The write up and pictures are amazing really help with changing my thermostat on my 2005 Ford Exp sport tract. It's great to have a forum where every one is willing to help others out with there issues and give such detail on how to do repairs. This is truly a great site to be part of just wanted to thank every one for the help and assistance I have received from this site.
 






Thermostat and AC are connected

First I found this post very helpful in replacing my 2000 Explorer 6 Cyl thermostat. My first indication that the thermostat was bad was when the AC stopped working. In Texas in July that's a serious problem. It turns out that when the engine temp reaches a certain point the computer shuts off the AC.
I found this out after having a leaky AC hose replaced and Freon added but by the time I had driver around more that 15 minutes the AC stopped working again.

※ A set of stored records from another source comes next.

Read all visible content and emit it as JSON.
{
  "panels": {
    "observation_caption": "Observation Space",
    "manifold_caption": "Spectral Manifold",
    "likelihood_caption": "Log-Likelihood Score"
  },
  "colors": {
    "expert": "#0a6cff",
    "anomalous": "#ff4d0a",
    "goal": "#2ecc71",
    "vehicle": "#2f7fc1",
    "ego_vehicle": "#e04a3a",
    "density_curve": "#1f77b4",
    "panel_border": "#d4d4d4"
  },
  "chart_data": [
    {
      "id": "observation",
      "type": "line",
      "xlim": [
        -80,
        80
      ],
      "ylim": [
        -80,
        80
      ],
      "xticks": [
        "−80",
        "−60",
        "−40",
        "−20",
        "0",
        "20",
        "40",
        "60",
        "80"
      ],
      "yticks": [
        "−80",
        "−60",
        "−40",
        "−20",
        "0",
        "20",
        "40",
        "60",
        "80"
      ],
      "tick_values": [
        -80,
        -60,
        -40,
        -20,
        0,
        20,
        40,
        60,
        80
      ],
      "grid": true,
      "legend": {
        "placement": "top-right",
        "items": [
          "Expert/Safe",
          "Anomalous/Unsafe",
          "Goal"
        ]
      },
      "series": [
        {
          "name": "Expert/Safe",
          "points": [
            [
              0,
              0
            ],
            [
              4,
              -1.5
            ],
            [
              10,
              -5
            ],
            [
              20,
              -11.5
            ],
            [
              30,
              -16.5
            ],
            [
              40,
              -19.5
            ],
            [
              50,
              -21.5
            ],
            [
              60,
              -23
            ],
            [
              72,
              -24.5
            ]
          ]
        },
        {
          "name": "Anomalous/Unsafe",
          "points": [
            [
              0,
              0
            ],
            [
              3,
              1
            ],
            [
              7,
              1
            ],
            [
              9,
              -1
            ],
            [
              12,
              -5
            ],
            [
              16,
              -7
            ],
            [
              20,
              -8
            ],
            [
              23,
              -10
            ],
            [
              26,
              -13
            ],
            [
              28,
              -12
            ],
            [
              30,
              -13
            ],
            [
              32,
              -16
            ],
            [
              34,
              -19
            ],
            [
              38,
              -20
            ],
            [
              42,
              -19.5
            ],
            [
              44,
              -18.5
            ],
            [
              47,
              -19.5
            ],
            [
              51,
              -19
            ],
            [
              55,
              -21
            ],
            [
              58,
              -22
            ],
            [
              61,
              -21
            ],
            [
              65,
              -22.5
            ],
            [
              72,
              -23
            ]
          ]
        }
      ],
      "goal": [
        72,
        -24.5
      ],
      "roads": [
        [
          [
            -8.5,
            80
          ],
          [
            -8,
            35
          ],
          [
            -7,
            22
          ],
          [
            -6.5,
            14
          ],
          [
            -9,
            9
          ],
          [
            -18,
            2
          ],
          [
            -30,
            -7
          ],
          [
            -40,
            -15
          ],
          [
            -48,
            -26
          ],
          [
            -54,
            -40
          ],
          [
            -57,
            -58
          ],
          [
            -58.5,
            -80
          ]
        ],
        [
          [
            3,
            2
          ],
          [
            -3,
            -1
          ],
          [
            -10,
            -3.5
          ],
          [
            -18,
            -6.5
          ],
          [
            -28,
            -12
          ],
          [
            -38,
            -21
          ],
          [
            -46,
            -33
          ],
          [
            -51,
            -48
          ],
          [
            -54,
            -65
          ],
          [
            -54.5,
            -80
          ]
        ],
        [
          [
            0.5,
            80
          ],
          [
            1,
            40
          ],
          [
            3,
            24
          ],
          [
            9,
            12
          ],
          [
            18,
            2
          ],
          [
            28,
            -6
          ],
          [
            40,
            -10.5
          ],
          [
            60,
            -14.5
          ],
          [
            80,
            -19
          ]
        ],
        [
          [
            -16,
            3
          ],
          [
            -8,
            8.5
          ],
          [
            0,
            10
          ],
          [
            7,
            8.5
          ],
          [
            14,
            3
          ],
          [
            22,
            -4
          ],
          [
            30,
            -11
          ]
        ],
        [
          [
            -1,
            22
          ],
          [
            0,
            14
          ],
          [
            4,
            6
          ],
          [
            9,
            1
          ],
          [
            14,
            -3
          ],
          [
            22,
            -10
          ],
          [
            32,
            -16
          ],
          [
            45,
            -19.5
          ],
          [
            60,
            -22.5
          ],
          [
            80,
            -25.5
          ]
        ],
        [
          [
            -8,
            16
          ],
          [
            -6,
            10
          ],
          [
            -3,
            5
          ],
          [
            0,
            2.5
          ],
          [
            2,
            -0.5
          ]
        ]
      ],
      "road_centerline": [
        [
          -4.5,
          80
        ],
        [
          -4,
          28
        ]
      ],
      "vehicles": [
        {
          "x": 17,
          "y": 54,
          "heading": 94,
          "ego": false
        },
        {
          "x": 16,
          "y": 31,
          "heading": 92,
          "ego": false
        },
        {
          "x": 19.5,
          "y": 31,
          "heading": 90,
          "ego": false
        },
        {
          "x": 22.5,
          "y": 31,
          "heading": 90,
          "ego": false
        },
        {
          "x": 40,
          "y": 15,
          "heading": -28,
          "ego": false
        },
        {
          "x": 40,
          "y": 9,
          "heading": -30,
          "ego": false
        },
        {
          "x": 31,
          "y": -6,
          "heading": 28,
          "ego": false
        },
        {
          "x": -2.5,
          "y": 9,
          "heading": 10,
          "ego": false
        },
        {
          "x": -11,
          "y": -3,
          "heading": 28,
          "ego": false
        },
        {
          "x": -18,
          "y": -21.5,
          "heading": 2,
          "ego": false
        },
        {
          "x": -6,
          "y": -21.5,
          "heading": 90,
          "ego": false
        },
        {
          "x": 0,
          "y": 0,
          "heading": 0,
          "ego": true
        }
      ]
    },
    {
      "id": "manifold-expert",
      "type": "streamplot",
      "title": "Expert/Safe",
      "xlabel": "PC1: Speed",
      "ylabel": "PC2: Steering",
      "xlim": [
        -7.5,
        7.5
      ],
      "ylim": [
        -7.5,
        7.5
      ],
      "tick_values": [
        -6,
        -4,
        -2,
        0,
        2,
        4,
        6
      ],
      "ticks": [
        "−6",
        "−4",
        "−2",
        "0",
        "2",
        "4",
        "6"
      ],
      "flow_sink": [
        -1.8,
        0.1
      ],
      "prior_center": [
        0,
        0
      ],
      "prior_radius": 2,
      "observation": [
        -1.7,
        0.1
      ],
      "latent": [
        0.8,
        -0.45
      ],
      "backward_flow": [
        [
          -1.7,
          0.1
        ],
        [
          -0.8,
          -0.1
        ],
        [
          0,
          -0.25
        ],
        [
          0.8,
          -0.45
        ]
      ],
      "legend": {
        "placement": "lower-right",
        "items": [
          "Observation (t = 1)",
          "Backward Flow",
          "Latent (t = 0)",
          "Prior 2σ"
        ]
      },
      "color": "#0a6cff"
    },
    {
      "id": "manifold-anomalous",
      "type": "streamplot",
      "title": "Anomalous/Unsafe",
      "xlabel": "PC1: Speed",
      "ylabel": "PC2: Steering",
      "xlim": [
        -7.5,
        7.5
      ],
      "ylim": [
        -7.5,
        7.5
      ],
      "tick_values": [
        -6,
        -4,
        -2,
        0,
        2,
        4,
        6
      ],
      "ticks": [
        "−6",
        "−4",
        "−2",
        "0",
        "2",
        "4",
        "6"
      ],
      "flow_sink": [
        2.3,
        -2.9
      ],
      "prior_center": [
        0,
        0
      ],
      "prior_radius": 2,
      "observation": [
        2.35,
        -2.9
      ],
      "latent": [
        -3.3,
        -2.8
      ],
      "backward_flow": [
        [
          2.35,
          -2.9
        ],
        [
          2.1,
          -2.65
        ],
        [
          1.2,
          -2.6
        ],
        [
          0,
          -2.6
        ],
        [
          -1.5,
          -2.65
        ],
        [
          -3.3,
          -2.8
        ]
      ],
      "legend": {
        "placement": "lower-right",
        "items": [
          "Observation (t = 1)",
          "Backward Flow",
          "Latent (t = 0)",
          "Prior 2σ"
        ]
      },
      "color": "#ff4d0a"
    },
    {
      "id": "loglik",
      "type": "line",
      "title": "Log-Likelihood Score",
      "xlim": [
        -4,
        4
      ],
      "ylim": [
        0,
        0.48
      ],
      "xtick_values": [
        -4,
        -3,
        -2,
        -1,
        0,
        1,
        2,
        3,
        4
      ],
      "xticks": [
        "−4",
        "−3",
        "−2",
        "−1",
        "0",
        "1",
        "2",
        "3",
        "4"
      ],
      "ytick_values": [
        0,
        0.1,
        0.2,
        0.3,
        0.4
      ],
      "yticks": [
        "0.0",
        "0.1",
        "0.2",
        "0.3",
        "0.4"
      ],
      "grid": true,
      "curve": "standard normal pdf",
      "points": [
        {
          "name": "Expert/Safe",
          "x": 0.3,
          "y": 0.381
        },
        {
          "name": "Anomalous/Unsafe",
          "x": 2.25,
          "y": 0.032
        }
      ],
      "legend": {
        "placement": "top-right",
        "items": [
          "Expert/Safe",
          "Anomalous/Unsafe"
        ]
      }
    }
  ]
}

Replaced the thermostat and problem solved.
 






I did mine like Racingtheburg did. Couldn't get to all three screws with the tools I had available with the throttle body and upper intake in place, so off they came. I, too, like the idea of "flagging" with tape, but opted not to this time - everything pretty well laid in place, waiting for me to get back to it. Bar422 - after disconnecting all the hoses and electrical connectors from your upper intake, look down at the front of it - you'll see maybe 5 or 6 screws holding it to the lower. These screws are "mirrored" in the back of the upper, so a total of 10 or 12 screws. When you've got them all out, the upper portion lifts off from the lower. Could take a little GENTLE persuasion. And, yes, the screws in the very back ARE tricky little devils. In retrospect, perhaps a 1/4"-drive 8mm swivel socket would have made it unnecessary to remove the upper intake... Oh well, we live and learn. Chris:us:
 






When I did the t-stat on our 99 Sport 4.0 SOHC I removed the throttle body to make it a little easier to access the t-stat housing bolts.